Heute erscheinen zuhauf Spiele von Kleinverlagen und Kickstarters von überall auf dem Globus. Spielemachen ist einfach geworden. Das Material wird in China, Taiwan oder in Polen fertig zusammengestellt. Die Kunst besteht darin, das Spiel medienwirksam unters Volk zu bringen, was leider oft wenig mit seiner Qualität zu tun hat. In den sozialen Medien sind eine auffällige Schachtel und ein reisserischer Titel wichtiger. Trotzdem: Die Spielewelt ist vielfältiger geworden. Wer genau hinschaut, kann manch anregendes Kleinod finden.
Ich persönlich mag Spiele mit Witz, Persiflage, Überraschungen, Fantasie, auch ein gewisses Mass an geistiger Herausforderung und Abwechslung. Ich mag Kommunikationsspiele, kooperative Spiele, besonders solche mit einem Verräter. Es gibt auch Spiele und Spielelemente, die mich langweilen, etwa Brettspiele, in denen man Waren tauschen, Gebiete erobern, Gebäude bauen soll, um Siegpunkte zu sammeln. Darauf verzichte ich lieber. Abschreckend wirken auf mich auch Riesenschachteln mit Material, das aufzubauen mindestens eine halbe Stunde in Anspruch nimmt. Vollends verjagen kann man mich mit Partyspielen, die man nur betrunken richtig geniessen kann. Primitiver gehts nicht.

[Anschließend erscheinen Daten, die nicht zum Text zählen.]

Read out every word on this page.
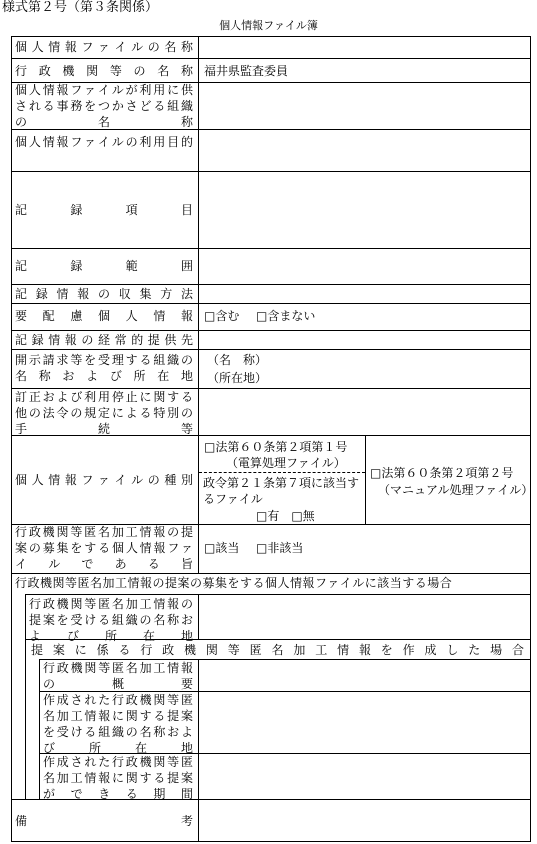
様式第２号（第３条関係）
個人情報ファイル簿
個人情報ファイルの名称
行政機関等の名称 福井県監査委員
個人情報ファイルが利用に供される事務をつかさどる組織の名称
個人情報ファイルの利用目的
記録項目
記録範囲
記録情報の収集方法
要配慮個人情報 □含む □含まない
記録情報の経常的提供先
開示請求等を受理する組織の名称および所在地
（名　称）
（所在地）
訂正および利用停止に関する他の法令の規定による特別の手続等
個人情報ファイルの種別
□法第６０条第２項第１号
（電算処理ファイル）
政令第２１条第７項に該当するファイル
□有　□無
□法第６０条第２項第２号
（マニュアル処理ファイル）
行政機関等匿名加工情報の提案の募集をする個人情報ファイルである旨
□該当 □非該当
行政機関等匿名加工情報の提案の募集をする個人情報ファイルに該当する場合
行政機関等匿名加工情報の提案を受ける組織の名称および所在地
提案に係る行政機関等匿名加工情報を作成した場合
行政機関等匿名加工情報の概要
作成された行政機関等匿名加工情報に関する提案を受ける組織の名称および所在地
作成された行政機関等匿名加工情報に関する提案ができる期間
備考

Meine Lieblingsspiele des letzten Jahres? Werewords. Tragedy Looper. Letter Jam. Secret Hitler. Room 25. Das allerbeste aber war Pandemy Legacy, ein episches Spiel um die Bekämpfung einer globalen Pandemie. Alles keine Mainstreamspiele, ich weiss.
Das letzte Spiel, das ich entwickelt habe und mal noch herausgeben möchte, ist der Totentanz. Es geht darum, den Tod von der eigenen Tür fernzuhalten, ihn zu den anderen zu schicken, sogar noch ein wenig nachzuhelfen ... Aber das ist im Moment wohl nicht opportun.